La singolarità di questa manifestazione consiste nel fatto che Cristo è impersonato da un vero penitente. Egli procede scalzo, in catene e sotto il peso di una grande croce, col volto coperto da un cappuccio. Perché nessuno possa scoprirne l'identità, già dalla sera prima della processione si nasconde in un grosso armadio della sacrestia, per uscirne a cerimonia conclusa solo in piena notte, quando nessuno lo potrà vedere.

Fivizzano (MS) - Processione del Cristo Morto
Nessun corteo di figuranti a Fivizzano il Venerdì Santo nella "Processione del Cristo morto".
Dalla parrocchia del paese si muove invece un prezioso crocifisso in legno di pero del '500 che, in notturna, percorre le strade del paese.

Castiglion Fiorentino (AR) - Settimana Santa
Processioni in notturna, alla luce delle torce, per tutta la settimana: le varie Compagnie, vestite dalle tradizionali cappe di diverso colore, portano croci e statue rappresentanti la Passione.
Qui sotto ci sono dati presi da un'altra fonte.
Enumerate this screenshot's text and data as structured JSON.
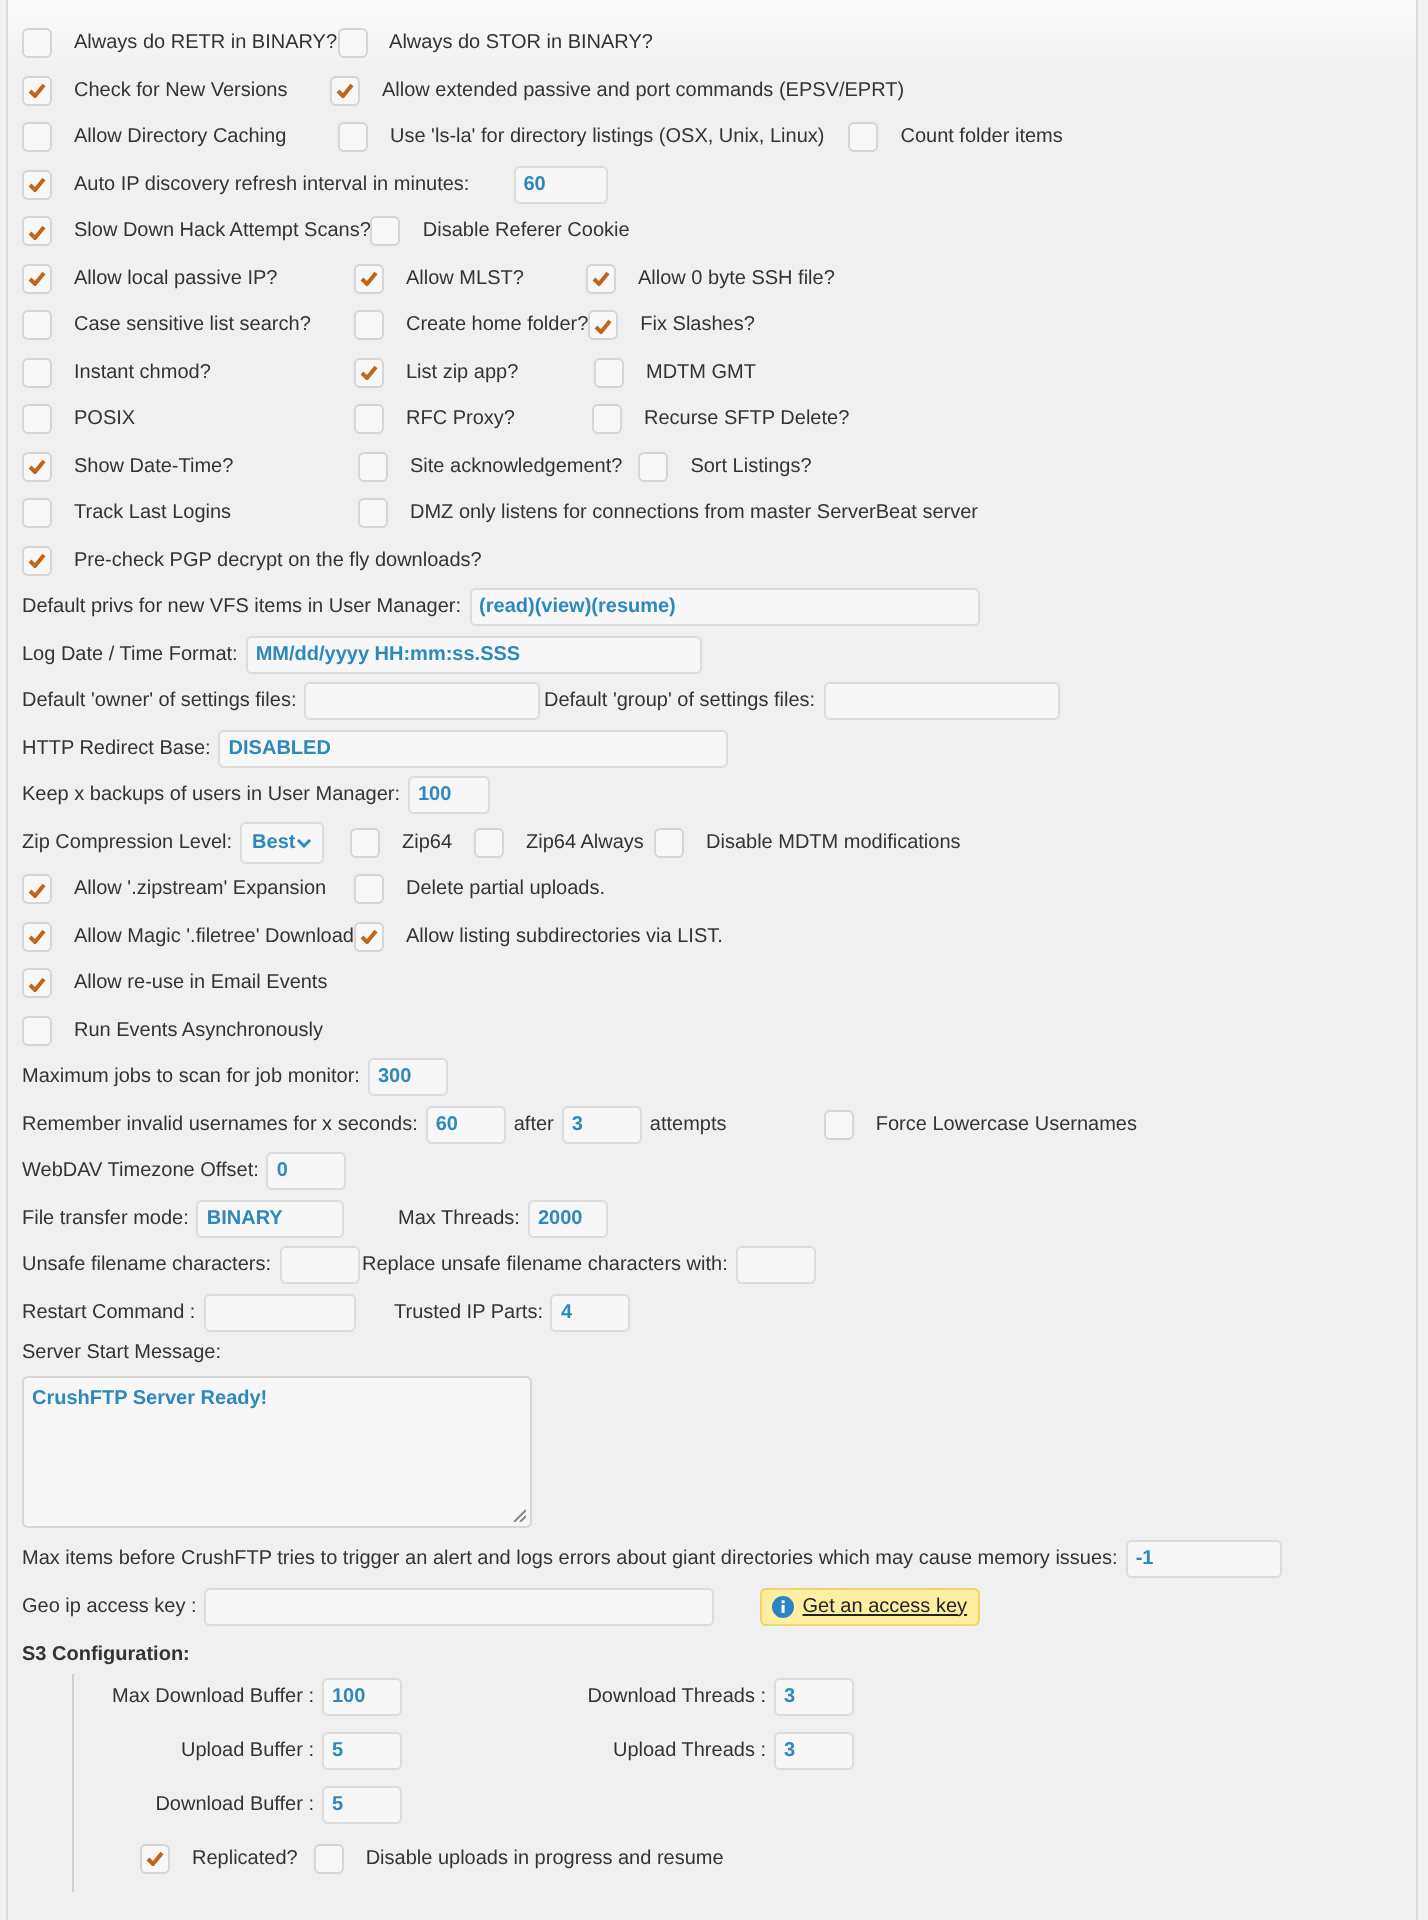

Si inizia il martedì dalla chiesa di San Francesco, con la statua di "Gesù nell'orto degli olivi", il mercoledì si esce dalla chiesa della Bona Morte con la statua di "Gesù legato alla colonna".
A queste statue il venerdì si aggiungono quella della "Madonna sorretta dalle Pie Donne" e quella del Cristo morto.
Il Sabato Santo si celebra a mezzanotte la Resurrezione con la "volata": la statua di Cristo Risorto, opera di Niccolò di Smeraldo Salvi, percorre velocemente tutta la navata centrale della Collegiata. Tra l'accendersi delle luci della chiesa e lo scoppio delle castagnole in piazza, esplode l'esultanza della Resurrezione.